Question: Find the natural frequency of the system shown in the figure. The pulleys are smooth and massless. ...

Question

Find the natural frequency of the system shown in the figure. The pulleys are smooth and massless.

Answer 1

Solution

You can easily solve this question by first assuming that the mass $M$ goes down by a distance $x$ and then observing the effects on Tension in strings and springs and the displacement on pulleys, strings and both the springs, then comparing this to the condition in mean position.

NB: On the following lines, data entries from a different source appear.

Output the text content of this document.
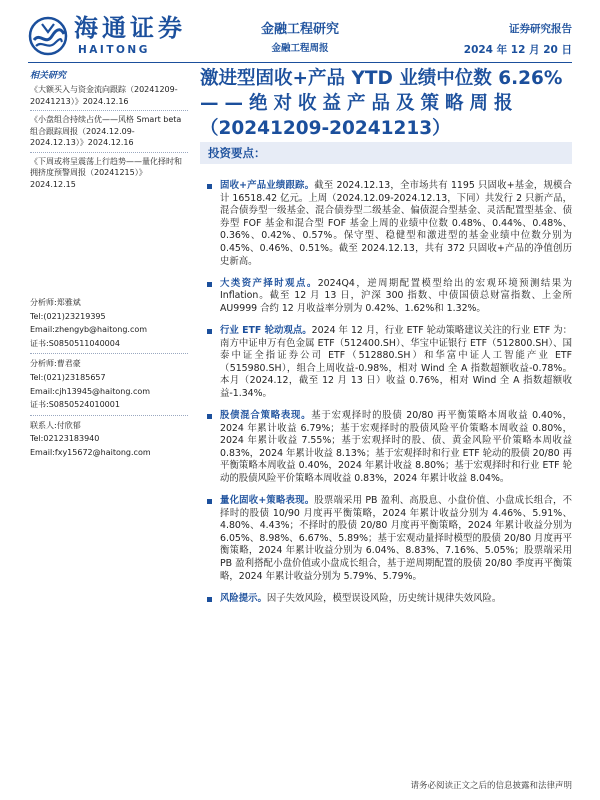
海通证券
HAITONG
金融工程研究
金融工程周报
证券研究报告
2024 年 12 月 20 日
相关研究
《大额买入与资金流向跟踪（20241209-20241213）》2024.12.16
《小盘组合持续占优——风格 Smart beta 组合跟踪周报（2024.12.09-2024.12.13）》2024.12.16
《下周或将呈震荡上行趋势——量化择时和拥挤度预警周报（20241215）》2024.12.15
分析师:郑雅斌
Tel:(021)23219395
Email:zhengyb@haitong.com
证书:S0850511040004
分析师:曹君豪
Tel:(021)23185657
Email:cjh13945@haitong.com
证书:S0850524010001
联系人:付欣郁
Tel:02123183940
Email:fxy15672@haitong.com
激进型固收+产品 YTD 业绩中位数 6.26%

——绝对收益产品及策略周报
（20241209-20241213）
投资要点：
固收+产品业绩跟踪。截至 2024.12.13，全市场共有 1195 只固收+基金，规模合计 16518.42 亿元。上周（2024.12.09-2024.12.13，下同）共发行 2 只新产品，混合债券型一级基金、混合债券型二级基金、偏债混合型基金、灵活配置型基金、债券型 FOF 基金和混合型 FOF 基金上周的业绩中位数 0.48%、0.44%、0.48%、0.36%、0.42%、0.57%。保守型、稳健型和激进型的基金业绩中位数分别为 0.45%、0.46%、0.51%。截至 2024.12.13，共有 372 只固收+产品的净值创历史新高。
大类资产择时观点。2024Q4，逆周期配置模型给出的宏观环境预测结果为 Inflation。截至 12 月 13 日，沪深 300 指数、中债国债总财富指数、上金所 AU9999 合约 12 月收益率分别为 0.42%、1.62%和 1.32%。
行业 ETF 轮动观点。2024 年 12 月，行业 ETF 轮动策略建议关注的行业 ETF 为：南方中证申万有色金属 ETF（512400.SH）、华宝中证银行 ETF（512800.SH）、国泰中证全指证券公司 ETF（512880.SH）和华富中证人工智能产业 ETF（515980.SH），组合上周收益-0.98%，相对 Wind 全 A 指数超额收益-0.78%。本月（2024.12，截至 12 月 13 日）收益 0.76%，相对 Wind 全 A 指数超额收益-1.34%。
股债混合策略表现。基于宏观择时的股债 20/80 再平衡策略本周收益 0.40%，2024 年累计收益 6.79%；基于宏观择时的股债风险平价策略本周收益 0.80%，2024 年累计收益 7.55%；基于宏观择时的股、债、黄金风险平价策略本周收益 0.83%，2024 年累计收益 8.13%；基于宏观择时和行业 ETF 轮动的股债 20/80 再平衡策略本周收益 0.40%，2024 年累计收益 8.80%；基于宏观择时和行业 ETF 轮动的股债风险平价策略本周收益 0.83%，2024 年累计收益 8.04%。
量化固收+策略表现。股票端采用 PB 盈利、高股息、小盘价值、小盘成长组合，不择时的股债 10/90 月度再平衡策略，2024 年累计收益分别为 4.46%、5.91%、4.80%、4.43%；不择时的股债 20/80 月度再平衡策略，2024 年累计收益分别为 6.05%、8.98%、6.67%、5.89%；基于宏观动量择时模型的股债 20/80 月度再平衡策略，2024 年累计收益分别为 6.04%、8.83%、7.16%、5.05%；股票端采用 PB 盈利搭配小盘价值或小盘成长组合，基于逆周期配置的股债 20/80 季度再平衡策略，2024 年累计收益分别为 5.79%、5.79%。
风险提示。因子失效风险，模型误设风险，历史统计规律失效风险。
请务必阅读正文之后的信息披露和法律声明
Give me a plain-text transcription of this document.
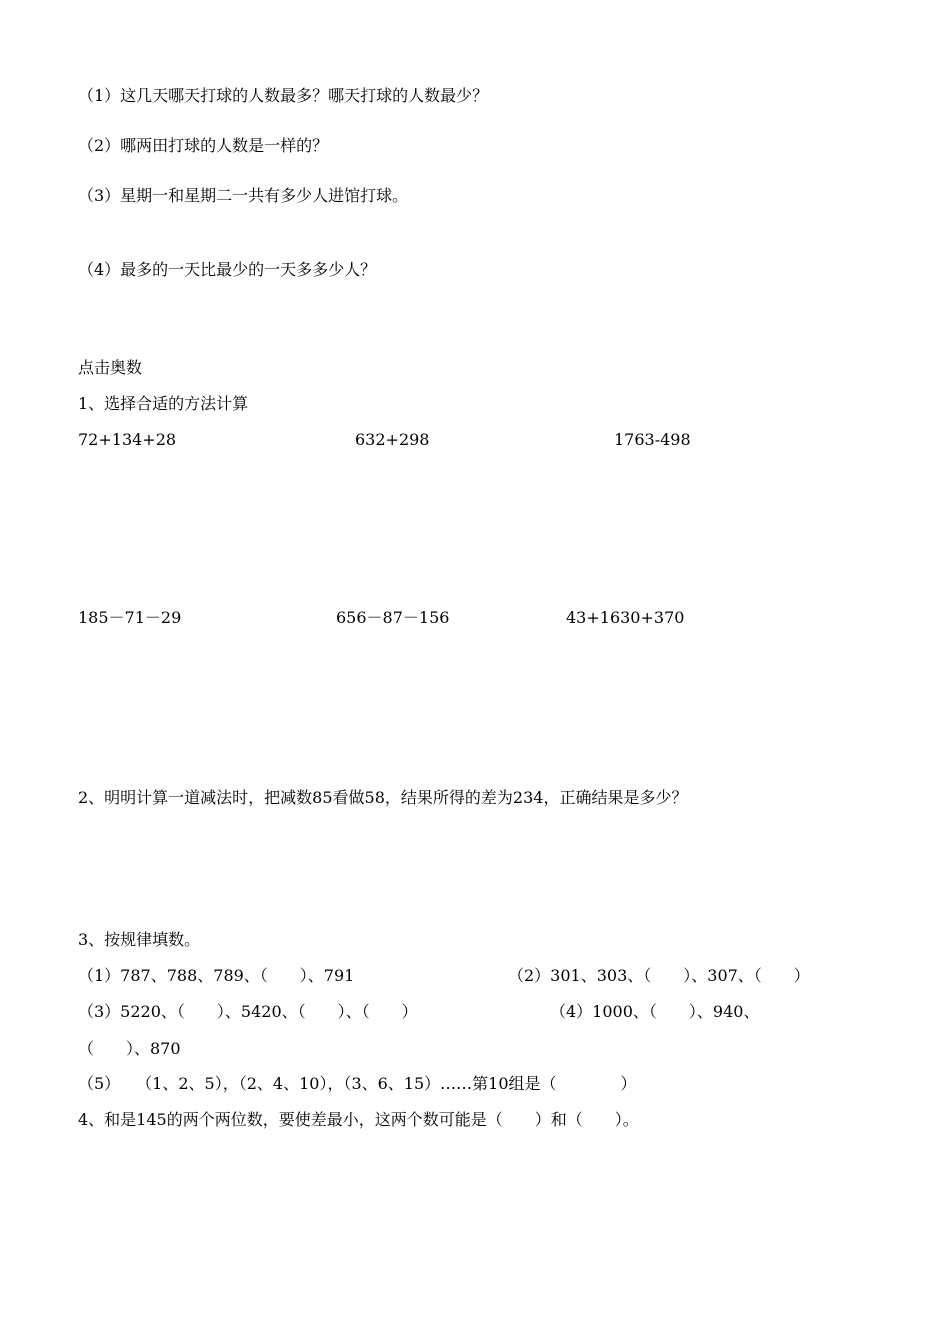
（1）这几天哪天打球的人数最多？哪天打球的人数最少？
（2）哪两田打球的人数是一样的？
（3）星期一和星期二一共有多少人进馆打球。
（4）最多的一天比最少的一天多多少人？
点击奥数
1、选择合适的方法计算
72+134+28	632+298	1763-498
185－71－29	656－87－156	43+1630+370
2、明明计算一道减法时，把减数85看做58，结果所得的差为234，正确结果是多少？
3、按规律填数。
（1）787、788、789、（　　）、791	（2）301、303、（　　）、307、（　　）
（3）5220、（　　）、5420、（　　）、（　　）	（4）1000、（　　）、940、
（　　）、870
（5）　　（1、2、5），（2、4、10），（3、6、15）……第10组是（　　　　）
4、和是145的两个两位数，要使差最小，这两个数可能是（　　）和（　　）。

Complete step by step answer:
We will be approaching the solution to the question exactly as described in the hint section of the solution to the question. First, let us consider the situation of equilibrium or mean position.
We can clearly see that there are 4 strings, which share equal tension, as the mass $M$ is equally balanced. Hence, we can write:
$4T = Mg$
At mean position, displacements of both the springs can be assumed to be ${x_o}$ , hence, we can write:
$k{x_o} = T = \dfrac{{Mg}}{4}$ , where $k$ is the given spring constant of both the springs.
Let us now assume that the mass $M$ goes down by a distance of $x$ . Since the mass is balanced by the two lower pulleys, they both would need to move an equal distance to maintain the balance of the mass $M$ . So, we can confidently say that if the mass $M$ moves downwards by a distance $x$ , both the lower pulleys will also go downwards by a distance of $x$ .
We can see that one side of the string is shared by both of the lower pulleys, and thus, this side’s string cannot contribute to the movement of the pulleys downwards, so it needs to be compensated by the springs on the other sides. Hence, if both of the lower pulleys go down by a distance $x$ , both of the springs will displace extra by a distance of $2x$ .
Also, we need to assume an acceleration $a$ , against the motion.
Now, we can write:
$Mg - 4k\left( {{x_o} + 2x} \right) = Ma$
We have already developed earlier that $Mg = 4k{x_o}$ , using that here, we get:
$- 8kx = Ma$
Or,
${F_{restorting}} = Ma = - \left( {8k} \right)x \\\ a = - \left( {\dfrac{{8k}}{M}} \right)x \\\$
Comparing this to the general equation of SHM, we get:
$\omega = \sqrt {\dfrac{{8k}}{M}}$
Frequency of SHM is:
$f = \dfrac{\omega }{{2\pi }}$
Substituting the value of $\omega$ , we get:
$f = \dfrac{1}{\pi }\sqrt {\dfrac{{2k}}{M}}$

Note: Many students commit mistakes and do not consider the tension that is on the passive part of the string, i.e. the part of string which is not contributing in the movement of the pulleys. Due to this tiny mistake, you can lose marks. Also, remember to compare the value of $\omega$ with the equation of acceleration and not the equation of force.